Imagine an aircraft in a descending turn, with the descent path incrementally getting steeper and steeper. I.e. the glide ratio is incrementally getting poorer and poorer. The flight path is incrementally getting closer and closer to a vertical rolling dive, with the direction of the roll being toward the lower wingtip.
In less extreme cases, when the flight path is below horizontal, but not yet vertical, note that a non-zero roll rate is needed just to maintain a constant bank angle, with the direction of roll being toward the low wingtip. If the roll rate decreases below the required value, the bank angle will decrease.
At the extreme limit case where the flight path truly is aimed vertically downward, the wing is generating no lift, and the aircraft's weight is entirely supported by the drag vector. In this case turn radius is zero, and the bank angle is undefined, and the roll rate is no longer constrained by the dynamics of the turn. The pilot can set the ailerons to any position he or she desires, and the roll rate will be limited only by the aerodynamic "damping" effect in the roll axis.
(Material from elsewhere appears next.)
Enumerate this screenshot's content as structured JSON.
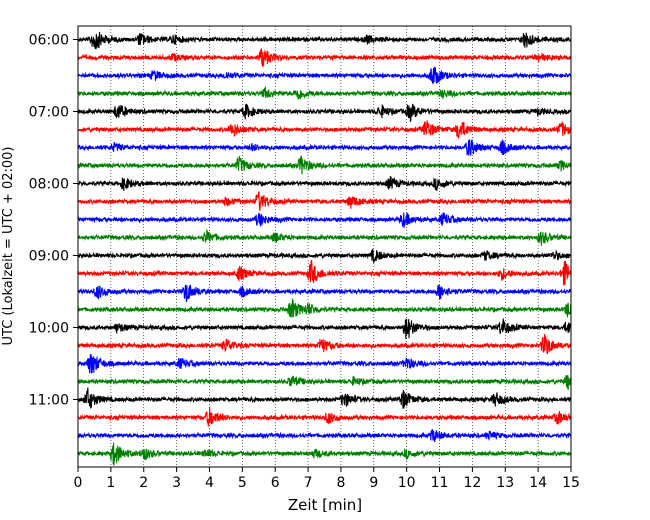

Note that if the airspeed is stipulated to be constant, then as the flight path gets progressively more vertical, the component of the airspeed vector which is tangential to the circle of the turn-- i.e. the horizontal component of the airspeed vector-- gets progressively smaller. This means that a progressively smaller centripetal force component is needed to obtain a given turn radius, and also that a given centripetal force component will drive a progressively tighter (smaller) turn radius.
Of course the situation is complicated by the fact that the centripetal force component is not constant, because as the flight path gets progressively steeper, a progressively larger portion of the aircraft weight is borne by the drag vector rather than lift vector, so the lift vector gets smaller. Still, the net effect is that due to the decreasing turn radius, the turn rate will increase as the flight path gets steeper, given the assumption of constant airspeed and constant bank angle.
Essentially all the same logic applies to a climbing turn as well. The main differences are that 1) the climbing turn, it is the thrust vector rather than the drag vector that supports some of the aircraft weight, and 2) in the climbing turn, the direction of roll required to maintain a constant bank angle is toward the high wing tip, not the low wingtip, so if the roll rate falls below the required value, the bank angle will increase, and 3) the extreme limit case is a vertical rolling climb with the direction of roll being toward the wingtip that was the higher wingtip when the flight path was less vertical. The end result will be the same-- the turn rate will be higher when the flight path is more vertical than when the flight path is entirely horizontal, given the assumptions of a constant airspeed and a constant bank angle.
In the real world, of course, the idea of using one given constant airspeed for a wide variety of trajectories ranging from vertical rolling climbs to ordinary horizontal turns to vertical rolling dives doesn't make a lot of sense.